Tossing your rock into the first square was always quite easy, but I basically sucked after that. For example. if it was my turn to throw it in square #7, and it landed in #8, my turn would be over. And again, since I sucked at Hopscotch, I spent a lot of time sitting on the sidelines, looking at my rock.
So, while writing this post, I took a wrong turn and kept thinking about how much time I spent watching my friends play while I, Hopscotch loser, sat and waited for my next turn. I would most certainly toss my rock right on a line (which is a no-no),and once again, be sitting on the sidelines. So,I was wondering if this is what people sitting on a curb are waiting for.
Waiting their turn to play Hopscotch
Hopscotch losers at a Hopscotch parade of winners
Some mother brought these hopscotch losers cupcakes.
So, then I really got to think that perhaps, perhaps Hopscotch is actually a drinking game that somehow evolved into a children’s game over the years. So, I set out to do some research. What I found was startling.
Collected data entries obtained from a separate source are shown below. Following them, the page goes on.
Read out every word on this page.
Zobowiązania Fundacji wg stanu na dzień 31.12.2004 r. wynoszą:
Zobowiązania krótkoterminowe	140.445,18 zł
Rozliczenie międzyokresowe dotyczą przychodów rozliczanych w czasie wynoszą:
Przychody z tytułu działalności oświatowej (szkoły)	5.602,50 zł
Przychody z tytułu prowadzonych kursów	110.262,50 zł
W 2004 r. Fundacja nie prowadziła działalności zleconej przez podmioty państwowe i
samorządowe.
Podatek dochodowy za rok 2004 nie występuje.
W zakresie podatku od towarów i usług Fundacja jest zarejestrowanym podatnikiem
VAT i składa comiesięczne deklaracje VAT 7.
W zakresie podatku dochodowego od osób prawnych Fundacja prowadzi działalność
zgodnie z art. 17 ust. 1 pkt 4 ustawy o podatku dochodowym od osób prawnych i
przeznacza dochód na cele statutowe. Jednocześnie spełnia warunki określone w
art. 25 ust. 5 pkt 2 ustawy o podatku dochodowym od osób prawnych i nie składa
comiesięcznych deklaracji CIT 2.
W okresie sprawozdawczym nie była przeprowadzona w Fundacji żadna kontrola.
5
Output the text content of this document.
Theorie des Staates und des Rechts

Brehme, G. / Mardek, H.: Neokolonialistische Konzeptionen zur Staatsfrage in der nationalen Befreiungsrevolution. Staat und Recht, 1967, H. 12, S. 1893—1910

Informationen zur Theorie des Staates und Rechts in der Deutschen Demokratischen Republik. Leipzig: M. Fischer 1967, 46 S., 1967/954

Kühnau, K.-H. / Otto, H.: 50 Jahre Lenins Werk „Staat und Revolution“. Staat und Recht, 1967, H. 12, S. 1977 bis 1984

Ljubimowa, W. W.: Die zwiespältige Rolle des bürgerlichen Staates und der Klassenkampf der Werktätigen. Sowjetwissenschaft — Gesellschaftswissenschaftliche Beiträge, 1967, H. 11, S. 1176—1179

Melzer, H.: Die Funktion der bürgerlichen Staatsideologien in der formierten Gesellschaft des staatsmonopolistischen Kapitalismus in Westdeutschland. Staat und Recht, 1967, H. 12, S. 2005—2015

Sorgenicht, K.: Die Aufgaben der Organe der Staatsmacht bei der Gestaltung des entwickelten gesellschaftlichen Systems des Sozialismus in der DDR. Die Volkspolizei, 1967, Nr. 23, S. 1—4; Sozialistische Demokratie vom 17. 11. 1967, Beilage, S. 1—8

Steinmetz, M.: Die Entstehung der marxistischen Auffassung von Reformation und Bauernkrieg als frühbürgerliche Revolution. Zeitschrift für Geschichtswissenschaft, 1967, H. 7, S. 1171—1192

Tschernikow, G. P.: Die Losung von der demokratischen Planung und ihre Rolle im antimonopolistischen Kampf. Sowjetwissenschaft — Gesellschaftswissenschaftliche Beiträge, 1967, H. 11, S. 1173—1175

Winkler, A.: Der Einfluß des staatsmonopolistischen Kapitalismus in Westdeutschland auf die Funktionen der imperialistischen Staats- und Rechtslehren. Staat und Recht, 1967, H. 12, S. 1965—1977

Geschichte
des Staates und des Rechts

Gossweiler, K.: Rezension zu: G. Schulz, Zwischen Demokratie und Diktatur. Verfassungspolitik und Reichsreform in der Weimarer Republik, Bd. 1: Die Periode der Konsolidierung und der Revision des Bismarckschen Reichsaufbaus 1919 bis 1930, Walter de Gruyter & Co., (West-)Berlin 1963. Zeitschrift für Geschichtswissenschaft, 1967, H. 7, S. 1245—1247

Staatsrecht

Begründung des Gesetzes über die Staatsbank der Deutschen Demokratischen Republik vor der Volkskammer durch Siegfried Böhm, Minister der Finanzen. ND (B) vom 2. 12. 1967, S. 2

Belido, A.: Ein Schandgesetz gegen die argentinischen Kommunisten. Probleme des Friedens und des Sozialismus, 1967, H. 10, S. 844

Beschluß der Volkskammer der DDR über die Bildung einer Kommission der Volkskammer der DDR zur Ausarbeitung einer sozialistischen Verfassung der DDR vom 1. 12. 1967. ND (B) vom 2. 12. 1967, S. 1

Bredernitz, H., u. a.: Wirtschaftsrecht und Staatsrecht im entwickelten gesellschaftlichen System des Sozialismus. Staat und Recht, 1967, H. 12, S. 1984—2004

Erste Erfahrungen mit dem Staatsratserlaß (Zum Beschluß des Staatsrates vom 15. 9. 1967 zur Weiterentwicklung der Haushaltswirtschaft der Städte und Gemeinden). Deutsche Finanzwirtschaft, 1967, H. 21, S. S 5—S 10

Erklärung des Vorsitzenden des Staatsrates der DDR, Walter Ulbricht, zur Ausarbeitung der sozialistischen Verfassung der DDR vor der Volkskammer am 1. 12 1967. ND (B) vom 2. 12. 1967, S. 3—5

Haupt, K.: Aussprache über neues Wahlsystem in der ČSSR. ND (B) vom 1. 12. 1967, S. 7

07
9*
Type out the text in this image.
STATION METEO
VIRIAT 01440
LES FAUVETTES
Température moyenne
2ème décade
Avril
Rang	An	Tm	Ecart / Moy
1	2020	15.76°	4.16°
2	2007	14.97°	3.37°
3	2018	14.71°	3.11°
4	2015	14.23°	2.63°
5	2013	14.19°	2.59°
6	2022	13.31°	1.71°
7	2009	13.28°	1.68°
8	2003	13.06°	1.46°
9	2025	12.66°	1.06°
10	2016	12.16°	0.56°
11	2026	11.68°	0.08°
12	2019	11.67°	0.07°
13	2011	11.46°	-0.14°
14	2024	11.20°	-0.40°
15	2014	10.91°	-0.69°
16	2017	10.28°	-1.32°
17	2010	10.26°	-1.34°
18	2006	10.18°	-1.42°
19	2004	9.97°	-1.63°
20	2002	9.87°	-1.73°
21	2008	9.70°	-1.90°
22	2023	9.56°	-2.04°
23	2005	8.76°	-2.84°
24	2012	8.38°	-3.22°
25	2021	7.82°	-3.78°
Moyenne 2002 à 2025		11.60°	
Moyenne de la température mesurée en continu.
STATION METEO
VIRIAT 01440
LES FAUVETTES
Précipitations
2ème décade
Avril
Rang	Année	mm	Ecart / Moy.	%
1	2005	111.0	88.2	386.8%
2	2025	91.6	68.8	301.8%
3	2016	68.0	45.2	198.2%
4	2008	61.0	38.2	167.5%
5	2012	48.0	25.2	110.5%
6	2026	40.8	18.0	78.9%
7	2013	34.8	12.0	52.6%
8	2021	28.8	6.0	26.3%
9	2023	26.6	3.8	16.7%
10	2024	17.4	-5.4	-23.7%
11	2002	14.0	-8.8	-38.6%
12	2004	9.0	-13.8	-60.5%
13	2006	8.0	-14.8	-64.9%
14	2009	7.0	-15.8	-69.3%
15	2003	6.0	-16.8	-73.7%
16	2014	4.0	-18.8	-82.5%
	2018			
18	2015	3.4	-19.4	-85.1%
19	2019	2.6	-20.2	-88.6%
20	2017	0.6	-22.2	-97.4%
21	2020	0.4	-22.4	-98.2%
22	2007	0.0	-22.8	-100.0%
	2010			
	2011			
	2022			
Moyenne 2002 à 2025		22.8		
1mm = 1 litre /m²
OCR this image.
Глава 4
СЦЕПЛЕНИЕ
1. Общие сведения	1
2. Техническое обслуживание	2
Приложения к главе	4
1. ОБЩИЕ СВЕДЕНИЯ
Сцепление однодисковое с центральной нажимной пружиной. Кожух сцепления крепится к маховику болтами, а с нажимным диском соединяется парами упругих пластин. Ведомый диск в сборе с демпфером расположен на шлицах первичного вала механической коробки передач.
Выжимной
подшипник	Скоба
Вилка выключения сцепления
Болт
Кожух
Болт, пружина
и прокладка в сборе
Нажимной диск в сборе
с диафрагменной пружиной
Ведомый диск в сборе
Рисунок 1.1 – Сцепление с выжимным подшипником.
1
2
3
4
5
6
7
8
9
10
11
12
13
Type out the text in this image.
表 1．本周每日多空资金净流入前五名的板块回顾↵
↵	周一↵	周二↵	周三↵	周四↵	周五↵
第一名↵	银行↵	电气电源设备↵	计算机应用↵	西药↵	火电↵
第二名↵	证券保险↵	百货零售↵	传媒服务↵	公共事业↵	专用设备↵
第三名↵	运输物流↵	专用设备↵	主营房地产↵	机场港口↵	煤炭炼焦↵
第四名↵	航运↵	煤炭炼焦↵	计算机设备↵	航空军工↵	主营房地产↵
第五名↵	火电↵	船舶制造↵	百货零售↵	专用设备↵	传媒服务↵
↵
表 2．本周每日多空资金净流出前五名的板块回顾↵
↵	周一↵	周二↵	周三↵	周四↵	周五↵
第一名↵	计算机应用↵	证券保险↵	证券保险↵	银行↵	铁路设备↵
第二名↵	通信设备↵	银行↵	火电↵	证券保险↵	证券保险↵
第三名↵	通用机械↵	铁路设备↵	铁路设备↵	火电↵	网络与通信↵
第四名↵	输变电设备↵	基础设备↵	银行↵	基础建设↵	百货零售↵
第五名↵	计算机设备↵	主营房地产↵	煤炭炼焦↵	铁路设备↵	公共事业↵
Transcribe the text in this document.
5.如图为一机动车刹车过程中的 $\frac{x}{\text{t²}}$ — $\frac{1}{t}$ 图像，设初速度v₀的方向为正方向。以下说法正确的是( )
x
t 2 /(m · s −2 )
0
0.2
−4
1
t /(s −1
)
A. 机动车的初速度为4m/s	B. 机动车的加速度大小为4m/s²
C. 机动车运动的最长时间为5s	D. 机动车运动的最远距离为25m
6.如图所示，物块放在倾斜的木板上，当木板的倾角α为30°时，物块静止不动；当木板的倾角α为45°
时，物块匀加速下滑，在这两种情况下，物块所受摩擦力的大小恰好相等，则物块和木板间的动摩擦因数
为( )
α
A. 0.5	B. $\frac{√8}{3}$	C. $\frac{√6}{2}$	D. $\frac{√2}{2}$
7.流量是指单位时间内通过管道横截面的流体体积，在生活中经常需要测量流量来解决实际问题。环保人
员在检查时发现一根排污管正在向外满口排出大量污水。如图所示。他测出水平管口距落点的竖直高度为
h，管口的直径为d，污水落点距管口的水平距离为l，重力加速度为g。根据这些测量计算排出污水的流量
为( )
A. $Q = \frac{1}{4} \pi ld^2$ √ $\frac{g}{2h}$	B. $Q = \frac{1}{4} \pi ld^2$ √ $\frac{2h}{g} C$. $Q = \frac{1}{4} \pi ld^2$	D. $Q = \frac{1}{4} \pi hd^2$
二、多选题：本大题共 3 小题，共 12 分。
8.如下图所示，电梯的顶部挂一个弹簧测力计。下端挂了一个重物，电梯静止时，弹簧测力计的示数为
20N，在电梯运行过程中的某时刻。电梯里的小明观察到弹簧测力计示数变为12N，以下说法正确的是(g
Hopscotch was actually invented during Easter in Scotland in 1799. Drunk party-goers, bored with playing croquet, drew numbers on a tennis court surface and tossed rocks to see if they could land on the numbers. If they hit the numbers, they didn’t have to drink their scotch. If they missed, they had to take a drink, and hop like a rabbit, (you know, because it was Easter). Someone decided that there should be a border around the numbers, and Voila! Hopscotch was born.
Ok, so I lied. But, it could have happened that way.
All in all, Hopscotch was a great childhood game. I may not have been a great rock tosser, but I had fun, and isn’t that what really counts? I hope to play it again one day.
This time I will be drunk….and old. But young at heart.